My Winter Drink . . .
. . . is not hot chocolate! While the northeastern United States has spent the week digging out from two or three feet of snow, Florida temperatures have reached 80 degrees and higher, and oranges are ready for picking.
When I moved into my current home, I became the beneficiary of three orange trees and one tree of pink grapefruit, shown above, in my back yard.
Though the trees have since died of old age (they were planted in the 1940's), I got a lot of enjoyment from them. I quickly learned that three large oranges would fill one tumbler with orange juice. In the evenings, I'd go pick three oranges, and then I'd squeeze them the next morning for breakfast.
My trees would produce dozens and dozens of oranges. I'd squeeze gallons of orange juice for my coworkers, and still have oranges left over to give away, and to last me through the season.
I even made my own label.
Internet image from realtruck.comSome friends discovered that the children of Florida's migrant workers didn't get to enjoy any of the orange juice. And so we devoted an afternoon to pick my remaining oranges to distribute to migrant workers' children. That day, we were able to fill up the bed of a pickup truck.

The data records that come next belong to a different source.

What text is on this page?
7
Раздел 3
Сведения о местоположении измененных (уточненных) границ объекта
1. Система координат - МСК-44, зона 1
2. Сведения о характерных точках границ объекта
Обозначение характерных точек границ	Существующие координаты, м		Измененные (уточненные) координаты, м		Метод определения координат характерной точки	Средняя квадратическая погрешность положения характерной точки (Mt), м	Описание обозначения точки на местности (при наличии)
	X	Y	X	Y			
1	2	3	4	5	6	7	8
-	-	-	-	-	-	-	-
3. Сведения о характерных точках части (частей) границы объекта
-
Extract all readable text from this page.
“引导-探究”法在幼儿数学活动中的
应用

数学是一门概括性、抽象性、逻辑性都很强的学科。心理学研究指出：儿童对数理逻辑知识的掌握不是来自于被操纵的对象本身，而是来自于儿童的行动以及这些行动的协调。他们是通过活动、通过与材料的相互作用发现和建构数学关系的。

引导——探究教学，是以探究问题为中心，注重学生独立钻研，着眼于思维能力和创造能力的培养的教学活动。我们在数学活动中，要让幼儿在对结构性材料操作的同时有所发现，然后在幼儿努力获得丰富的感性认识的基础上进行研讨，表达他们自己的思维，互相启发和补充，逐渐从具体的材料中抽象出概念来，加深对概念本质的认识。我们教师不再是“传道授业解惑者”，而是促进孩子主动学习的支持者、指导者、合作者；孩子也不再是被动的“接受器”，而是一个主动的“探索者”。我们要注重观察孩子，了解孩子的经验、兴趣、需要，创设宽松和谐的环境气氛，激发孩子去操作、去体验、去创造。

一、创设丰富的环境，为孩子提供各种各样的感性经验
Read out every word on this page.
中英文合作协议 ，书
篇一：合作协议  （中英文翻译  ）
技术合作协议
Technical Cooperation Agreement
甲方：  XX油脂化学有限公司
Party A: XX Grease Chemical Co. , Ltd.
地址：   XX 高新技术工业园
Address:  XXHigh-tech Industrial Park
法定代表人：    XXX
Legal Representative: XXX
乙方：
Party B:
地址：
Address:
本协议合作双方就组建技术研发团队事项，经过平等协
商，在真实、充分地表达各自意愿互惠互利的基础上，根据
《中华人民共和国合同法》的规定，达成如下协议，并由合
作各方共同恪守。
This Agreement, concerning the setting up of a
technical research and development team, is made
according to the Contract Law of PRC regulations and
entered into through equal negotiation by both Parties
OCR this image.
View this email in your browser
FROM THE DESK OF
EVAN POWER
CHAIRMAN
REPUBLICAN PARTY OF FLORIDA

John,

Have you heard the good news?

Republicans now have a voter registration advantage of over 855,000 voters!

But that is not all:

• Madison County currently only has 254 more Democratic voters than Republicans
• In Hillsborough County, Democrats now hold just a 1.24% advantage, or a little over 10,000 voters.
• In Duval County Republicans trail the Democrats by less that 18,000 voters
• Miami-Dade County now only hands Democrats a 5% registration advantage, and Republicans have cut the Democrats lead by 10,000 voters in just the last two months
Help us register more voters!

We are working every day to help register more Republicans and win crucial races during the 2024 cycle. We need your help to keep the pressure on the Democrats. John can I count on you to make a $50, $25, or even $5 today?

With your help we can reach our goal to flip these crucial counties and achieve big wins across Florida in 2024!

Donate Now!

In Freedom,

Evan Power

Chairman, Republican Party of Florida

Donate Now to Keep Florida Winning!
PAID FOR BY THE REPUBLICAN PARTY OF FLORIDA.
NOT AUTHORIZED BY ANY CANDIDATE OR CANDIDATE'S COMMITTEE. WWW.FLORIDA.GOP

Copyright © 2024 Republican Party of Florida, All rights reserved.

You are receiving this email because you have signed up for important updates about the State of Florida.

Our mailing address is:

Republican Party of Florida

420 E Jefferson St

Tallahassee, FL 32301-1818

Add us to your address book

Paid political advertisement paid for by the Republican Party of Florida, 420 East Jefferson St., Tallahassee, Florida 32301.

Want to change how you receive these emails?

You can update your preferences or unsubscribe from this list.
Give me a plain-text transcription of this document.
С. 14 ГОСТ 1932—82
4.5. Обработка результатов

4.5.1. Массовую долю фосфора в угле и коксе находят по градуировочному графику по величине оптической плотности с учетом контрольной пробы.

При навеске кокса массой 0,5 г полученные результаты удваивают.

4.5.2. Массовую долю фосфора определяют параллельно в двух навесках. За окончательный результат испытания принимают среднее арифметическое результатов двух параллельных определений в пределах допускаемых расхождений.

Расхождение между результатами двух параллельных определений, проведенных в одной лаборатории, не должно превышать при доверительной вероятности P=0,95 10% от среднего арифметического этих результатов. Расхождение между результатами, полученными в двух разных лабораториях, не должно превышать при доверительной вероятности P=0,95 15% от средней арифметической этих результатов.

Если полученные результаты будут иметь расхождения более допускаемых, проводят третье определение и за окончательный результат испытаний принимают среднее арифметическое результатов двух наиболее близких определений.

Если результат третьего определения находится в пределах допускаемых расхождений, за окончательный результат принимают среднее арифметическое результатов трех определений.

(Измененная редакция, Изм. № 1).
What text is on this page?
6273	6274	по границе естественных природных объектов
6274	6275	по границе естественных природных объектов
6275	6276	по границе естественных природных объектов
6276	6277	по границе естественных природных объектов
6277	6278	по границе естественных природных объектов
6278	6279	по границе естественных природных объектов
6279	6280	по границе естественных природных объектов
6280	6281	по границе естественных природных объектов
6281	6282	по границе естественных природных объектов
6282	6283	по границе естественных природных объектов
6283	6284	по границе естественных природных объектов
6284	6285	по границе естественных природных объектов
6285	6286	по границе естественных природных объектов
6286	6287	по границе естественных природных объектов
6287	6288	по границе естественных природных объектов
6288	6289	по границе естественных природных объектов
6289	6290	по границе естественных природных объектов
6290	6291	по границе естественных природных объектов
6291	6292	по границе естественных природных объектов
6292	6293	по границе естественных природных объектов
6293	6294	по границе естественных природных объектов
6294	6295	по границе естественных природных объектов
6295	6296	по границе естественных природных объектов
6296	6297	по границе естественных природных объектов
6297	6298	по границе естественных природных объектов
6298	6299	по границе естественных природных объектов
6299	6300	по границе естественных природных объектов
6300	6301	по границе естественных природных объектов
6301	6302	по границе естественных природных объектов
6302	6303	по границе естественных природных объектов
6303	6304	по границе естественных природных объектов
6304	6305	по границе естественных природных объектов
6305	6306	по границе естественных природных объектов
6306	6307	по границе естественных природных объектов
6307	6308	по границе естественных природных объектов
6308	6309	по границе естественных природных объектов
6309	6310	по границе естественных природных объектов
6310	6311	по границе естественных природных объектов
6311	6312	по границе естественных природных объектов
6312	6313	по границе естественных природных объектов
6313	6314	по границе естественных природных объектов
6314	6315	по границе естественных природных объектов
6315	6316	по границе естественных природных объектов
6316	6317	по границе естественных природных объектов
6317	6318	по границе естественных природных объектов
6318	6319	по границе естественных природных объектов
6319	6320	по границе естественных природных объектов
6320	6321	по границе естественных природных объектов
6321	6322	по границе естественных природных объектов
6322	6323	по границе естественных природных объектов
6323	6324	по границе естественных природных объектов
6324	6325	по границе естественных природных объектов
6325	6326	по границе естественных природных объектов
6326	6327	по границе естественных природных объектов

As long as I'm in Florida, I'll want my electric orange juicer to be close at hand! You'll notice in this photo that I've put a return address label on the juicer. That's because every once in a while, I'll be invited to the home of a friend for a juicing party. We'll pick all the oranges (someone younger will climb up to the top branches), and we'll form a production line of juicers. It's a good excuse for celebrating afterwards with a potluck dinner.